I’ve been playing around with making words in Esperanto recently. Been daydreaming in conversations with people. Every word they say that I don’t know in Esperanto, I try to make it, using only what I do know in Esperanto.

In my playing, I’ve stumbled on a useful set of steps for making a particular kind of word (much like this previous post, check it out, it’s neat!).

Do you already know by now what I mean by a quality root? If not, see this post.

Today we’ll be using quality roots, and these extra tools:

pli
more (see this post for more details)
malpli
less (mal is a prefix that reverses the meaning of things)
igi
suffix meaning “to cause/make [root]”, e.g. boli = “boil”, but boligi = “to cause to boil”
iĝi
suffix meaning “to become [root]”, e.g. pala = “pale”, but paliĝi = “to become pale”

Now, say you’ve got a quality root in its adjective form (-a ending), like this:

bela
beautiful
longa
long
vasta
extensive, vast, wide

You can do a neat thing with them using this formula:

(pli/malpli)<root>(igi/iĝi)

Things in brackets show alternatives! So you get a few choices here. The idea is that you’ve got some quality, like “beautiful”, and you want to make a verb which means: to become, or cause someone/something to be, more or less that quality:

beli
to be beautiful
plibeligi
to embellish (literally: to make more beautiful)
plibeliĝi
to grow/become more beautiful
malplibeligi
to make less beautiful
malplibeliĝi
to become less beautiful

Cool, huh?

This saves you some work:

  1. ŝi volas igi min (esti) pli bela
  2. ŝi volas plibeligi min

Both 1 and 2 mean roughly “she wants to make me more beautiful”. But look at the second one! So neat! So neat in fact, that I wasn’t sure on the structure of 1. I think the esti is optional. The long way around would be then: estigi min pli bela. Also note that beligi would mean “make beautiful” (sorta like "beautify").

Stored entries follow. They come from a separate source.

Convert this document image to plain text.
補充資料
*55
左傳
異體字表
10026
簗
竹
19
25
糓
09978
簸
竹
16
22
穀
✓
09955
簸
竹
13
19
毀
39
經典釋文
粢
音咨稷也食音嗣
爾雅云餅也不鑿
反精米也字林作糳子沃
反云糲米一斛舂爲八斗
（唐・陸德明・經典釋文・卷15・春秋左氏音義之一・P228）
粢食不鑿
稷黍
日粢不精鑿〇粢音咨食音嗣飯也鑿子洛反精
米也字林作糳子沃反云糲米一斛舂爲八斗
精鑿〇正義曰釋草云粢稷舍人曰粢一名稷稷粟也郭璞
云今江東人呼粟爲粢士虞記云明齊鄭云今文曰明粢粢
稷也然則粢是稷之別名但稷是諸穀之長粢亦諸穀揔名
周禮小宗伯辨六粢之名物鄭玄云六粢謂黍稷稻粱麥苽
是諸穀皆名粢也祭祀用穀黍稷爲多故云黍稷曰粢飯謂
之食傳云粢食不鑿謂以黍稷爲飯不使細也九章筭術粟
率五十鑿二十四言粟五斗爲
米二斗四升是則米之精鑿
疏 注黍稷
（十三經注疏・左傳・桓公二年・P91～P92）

Sometimes, all this adding of -ig and malpli etc. makes the words really long, so sometimes we use shorter forms. Look at these two:

  1. plilongigi = (literally) to make more long
  2. longigi = (literally) to make long

There is a clear theoretical difference. 1 implies something is already long, and you are making it longer, and 2 says nothing about how long it was, but you’re now making it long (maybe like English, the omission of “pli” might mean that the thing wasn’t long or beautiful until you made it so). But in practice, this distinction matters little, and often the shorter word will be used. Especially when you get to malplilongigi, you might just say “mallongigi”. See this PMEG page for this note, and more -ig examples.

Here’s a few more I like:

plilongigi
to lengthen (to make longer)
plivastigi
to extend (to make more extensive)
verdigi
to colour green (to make green)
plilarĝigi / larĝigi
to widen
malplivarmigi
to cool down/ to cool (something)
plibongustigi
to make something more tasty... tastify!